Cela fait dix-neuf ans et le sacre polémique de Michael Moore qu’un véritable documentaire (on exclut les films hors normes de Godard) n’avait pas concouru à la Palme d’or. La compétition cannoise en accueille cette année deux : Jeunesse (Le Printemps) et Les Filles d’Olfa. On imagine que cette inflexion de la ligne éditoriale cannoise, qui comme la plupart des grands festivals internationaux relègue majoritairement le documentaire dans les sélections parallèles et autres « séances spéciales », doit sûrement au succès des récents Toute la beauté et le sang versé de Laura Poitras et Sur l’Adamant de Nicolas Philibert, respectivement Lion et Ours d’or. Qu’elle témoigne ou non d’un opportunisme, on se réjouit de cette (relative) ouverture, quand bien même la découverte du très attendu nouveau film de Wang Bing vient contraster légèrement la joie suscitée par l’annonce de sa présence dans la section reine : Jeunesse (Le Printemps), première partie d’un triptyque, est peut-être un événement à l’échelle de l’histoire récente du Festival de Cannes, mais pas vraiment à celle du cinéma de Wang Bing. On aurait même presque tendance à le tenir pour relativement mineur comparé à ses dernières œuvres, notamment Argent amer, avec laquelle il partage un cadre et un sujet voisin. Mais au fond qu’importe : la méthode bien rodée du documentariste, d’une précision par endroits renversante, accouche à nouveau d’un beau film.
Le patchwork
La caméra de Wang Bing s’est installée dans la cité de Zhili, où pullulent des ateliers de confection textile accueillant une main-d’œuvre essentiellement constituée de jeunes femmes et hommes issus de provinces rurales. Au sein d’une structure très fragmentée où se télescopent plusieurs petits groupes et figures, le montage procède assez limpidement à une forme de tissage entre le labeur de ces ouvriers émérites (leurs gestes sont si rapides qu’on croirait à plusieurs endroits que Wang Bing accélère le défilement des images) et leurs vies affectives. Par une embardée dont le cinéaste a le secret, on découvre, une fois le film déjà bien avancé, que les dortoirs des travailleurs se trouvent dans les mêmes bâtiments, voire étages, que les workshops : ici, il n’existe aucune distance entre l’intime et la machine capitaliste, rythmant à une cadence folle des journées indifférenciables les unes des autres. C’est d’ailleurs souvent à l’intérieur même des ateliers que s’esquissent d’abord une complicité ou une tendresse naissante entre les jeunes gens observés, de près ou à distance, par le cinéaste.
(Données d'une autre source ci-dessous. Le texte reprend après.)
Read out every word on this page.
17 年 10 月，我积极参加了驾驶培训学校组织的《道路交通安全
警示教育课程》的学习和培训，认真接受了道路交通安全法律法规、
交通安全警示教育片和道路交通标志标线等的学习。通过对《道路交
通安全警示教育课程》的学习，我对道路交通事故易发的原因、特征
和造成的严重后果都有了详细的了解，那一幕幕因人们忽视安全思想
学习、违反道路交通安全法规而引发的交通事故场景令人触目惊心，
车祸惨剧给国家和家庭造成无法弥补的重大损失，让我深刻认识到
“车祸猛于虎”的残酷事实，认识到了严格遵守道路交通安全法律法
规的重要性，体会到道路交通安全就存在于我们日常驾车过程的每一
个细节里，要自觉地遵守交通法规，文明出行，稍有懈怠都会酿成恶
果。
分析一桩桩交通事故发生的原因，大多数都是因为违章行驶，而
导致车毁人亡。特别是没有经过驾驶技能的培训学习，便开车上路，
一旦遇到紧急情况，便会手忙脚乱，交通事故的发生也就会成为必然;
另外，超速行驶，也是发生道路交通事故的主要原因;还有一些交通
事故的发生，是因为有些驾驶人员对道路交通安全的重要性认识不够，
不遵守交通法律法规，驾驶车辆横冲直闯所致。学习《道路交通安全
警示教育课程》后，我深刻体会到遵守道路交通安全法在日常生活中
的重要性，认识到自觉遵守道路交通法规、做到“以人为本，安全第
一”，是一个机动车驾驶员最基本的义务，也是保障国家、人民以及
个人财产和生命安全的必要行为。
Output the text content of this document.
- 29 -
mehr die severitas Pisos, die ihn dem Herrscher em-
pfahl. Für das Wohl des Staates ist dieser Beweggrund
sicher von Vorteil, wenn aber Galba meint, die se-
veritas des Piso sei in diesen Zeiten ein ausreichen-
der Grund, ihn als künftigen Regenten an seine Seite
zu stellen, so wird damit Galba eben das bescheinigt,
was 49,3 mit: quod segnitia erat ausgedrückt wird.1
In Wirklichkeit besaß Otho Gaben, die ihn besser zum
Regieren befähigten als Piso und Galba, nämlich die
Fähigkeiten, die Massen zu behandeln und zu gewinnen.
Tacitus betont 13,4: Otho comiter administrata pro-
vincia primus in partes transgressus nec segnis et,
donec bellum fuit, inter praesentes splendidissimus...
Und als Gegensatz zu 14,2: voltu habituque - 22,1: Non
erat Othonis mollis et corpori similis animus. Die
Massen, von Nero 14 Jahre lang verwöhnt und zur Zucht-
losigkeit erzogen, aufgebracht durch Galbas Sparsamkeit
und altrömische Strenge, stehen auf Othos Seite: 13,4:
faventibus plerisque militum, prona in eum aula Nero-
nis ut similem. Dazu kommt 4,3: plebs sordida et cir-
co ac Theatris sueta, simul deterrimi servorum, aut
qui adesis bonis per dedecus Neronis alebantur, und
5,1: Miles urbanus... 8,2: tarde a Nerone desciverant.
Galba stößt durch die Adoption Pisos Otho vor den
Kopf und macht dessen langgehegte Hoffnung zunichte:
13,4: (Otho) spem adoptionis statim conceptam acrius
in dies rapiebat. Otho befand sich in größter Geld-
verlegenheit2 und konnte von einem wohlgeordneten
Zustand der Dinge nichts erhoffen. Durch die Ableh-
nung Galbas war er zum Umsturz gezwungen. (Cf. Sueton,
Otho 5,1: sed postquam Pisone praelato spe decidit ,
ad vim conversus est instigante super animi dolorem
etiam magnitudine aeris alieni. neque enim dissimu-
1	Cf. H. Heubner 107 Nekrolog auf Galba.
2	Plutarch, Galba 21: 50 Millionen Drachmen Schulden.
Wang Bing alterne ainsi des portraits de couples ou d’amis avec la description méticuleuse des rapports de force qui régissent cette industrie. Si les patrons et maîtres d’œuvre paraissent dans un premier temps peu présents (du moins devant la caméra de Wang Bing), laissant travailler leurs employés dans une atmosphère plutôt détendue, le cinéaste détaille en revanche les négociations récurrentes sur le prix des articles – on est payé ici à la pièce, pour maximiser le rendement. Cette manière d’éparpiller le documentaire en une série de faux particularismes, qui renvoient systématiquement aux mêmes situations et conditions, est à la fois la force du film mais peut-être aussi sa limite : le dispositif, qui se concentre sur un plus grand nombre de « personnages » et de microcosmes que d’habitude, implique nécessairement de passer moins de temps avec chacun. D’où l’impression que se fait ici plus rare l’une des richesses du cinéma de Wang Bing : ses ruptures de ton, qui lézardent des blocs de réel d’un raccord ou d’un mouvement de caméra. On en trouve toutefois une, vertigineuse, qui offre au film sa plus belle scène : au cours d’une journée de travail ordinaire, des chamailleries joyeuses dégénèrent subitement en une véritable bagarre lorsqu’un ouvrier reçoit un projectile de la part de l’un de ses collègues. Au milieu du tumulte, capturé en un plan-séquence unique, Wang Bing opère un improbable panoramique pour se concentrer sur une ouvrière en retrait, le regard étrangement ému, sans que l’on sache pourquoi, continuant malgré tout sa tâche alors que l’attention du reste de l’atelier est suspendue à la rixe. (Très) rares sont les documentaristes qui filment si minutieusement des situations nées du hasard que la moindre inflexion de leur mise en scène semble les redessiner. Wang Bing est assurément l’un d’entre eux.